Gary Canning blogs about food and travel and seems to have ambition beyond the school system. Photos find him caught candidly by the camera lens in clearly orchestrated scenarios, curated to paint him as a soulful character; playing a banjo with his eyes closed, or blowing bubbles with some sort of child, or larking in a European villa while holding a float to his head like it’s an antenna, in a move that will soon be lauded by his fawning friends as ‘classic Gary bants’.
He lists his favourite world cities as Tangier, Iquitos and Bobo-Dioulasso.

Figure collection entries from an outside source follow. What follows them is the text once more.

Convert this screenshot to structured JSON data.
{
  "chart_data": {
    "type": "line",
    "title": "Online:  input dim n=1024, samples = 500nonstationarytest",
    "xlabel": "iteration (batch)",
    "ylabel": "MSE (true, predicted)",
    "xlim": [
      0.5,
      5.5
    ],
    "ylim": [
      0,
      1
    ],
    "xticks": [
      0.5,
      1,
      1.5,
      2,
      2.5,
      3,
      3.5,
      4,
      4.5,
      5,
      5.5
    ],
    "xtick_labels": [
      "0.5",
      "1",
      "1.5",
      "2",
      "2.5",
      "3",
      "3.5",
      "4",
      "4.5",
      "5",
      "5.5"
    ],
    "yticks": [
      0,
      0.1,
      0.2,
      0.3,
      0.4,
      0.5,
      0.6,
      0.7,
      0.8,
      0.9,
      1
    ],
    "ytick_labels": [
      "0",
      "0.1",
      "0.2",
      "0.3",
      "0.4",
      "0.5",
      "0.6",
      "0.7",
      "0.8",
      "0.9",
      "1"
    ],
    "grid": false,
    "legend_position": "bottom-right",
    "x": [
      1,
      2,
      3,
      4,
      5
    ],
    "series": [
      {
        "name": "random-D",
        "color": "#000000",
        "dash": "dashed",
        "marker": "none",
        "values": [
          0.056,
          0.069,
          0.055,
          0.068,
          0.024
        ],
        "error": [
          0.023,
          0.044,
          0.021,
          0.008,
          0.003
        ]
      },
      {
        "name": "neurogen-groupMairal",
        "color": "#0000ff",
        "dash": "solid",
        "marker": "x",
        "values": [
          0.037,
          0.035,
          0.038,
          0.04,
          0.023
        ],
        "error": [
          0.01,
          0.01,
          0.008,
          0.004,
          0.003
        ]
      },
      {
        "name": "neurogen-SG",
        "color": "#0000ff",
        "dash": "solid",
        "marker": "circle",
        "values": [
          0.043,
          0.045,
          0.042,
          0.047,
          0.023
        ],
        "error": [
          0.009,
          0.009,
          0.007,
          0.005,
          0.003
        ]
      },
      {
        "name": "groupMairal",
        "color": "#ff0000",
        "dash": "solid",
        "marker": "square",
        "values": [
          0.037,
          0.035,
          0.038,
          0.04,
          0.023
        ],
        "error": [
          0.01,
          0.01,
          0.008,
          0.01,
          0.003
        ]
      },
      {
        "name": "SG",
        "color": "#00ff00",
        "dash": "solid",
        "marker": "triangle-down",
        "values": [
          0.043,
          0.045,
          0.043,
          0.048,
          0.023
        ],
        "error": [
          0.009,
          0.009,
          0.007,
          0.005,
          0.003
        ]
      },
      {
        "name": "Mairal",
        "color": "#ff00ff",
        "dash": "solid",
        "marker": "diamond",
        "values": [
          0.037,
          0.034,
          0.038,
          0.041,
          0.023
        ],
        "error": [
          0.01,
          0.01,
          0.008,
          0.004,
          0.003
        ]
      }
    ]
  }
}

Only half of one of which I’ve ever heard of. But I guess it isn’t surprising Gary Canning has been to places I’ve never even heard spoken aloud. Given that I’ve never even been to Paris. I thought about taking Anita once but then I forgot to book the tickets and my life moved on. But I’m sure Gary Canning’s been to Paris. Paris is child’s play for Gary Canning. Gary Canning probably went to Paris without even realising it. Because that’s just Gary Canning. Good old Gary Canning.
Anita’s hours have always seemed wildly inconsistent for a job I’d always thought was fairly strict in terms of time frame. Which I’ve never wanted to bring up for fear that it will seem like I’m misunderstanding her life, or being sexist, or teacherist, or some kind of combination of everything that shows me for the true chauvinist idiot I didn’t know I was.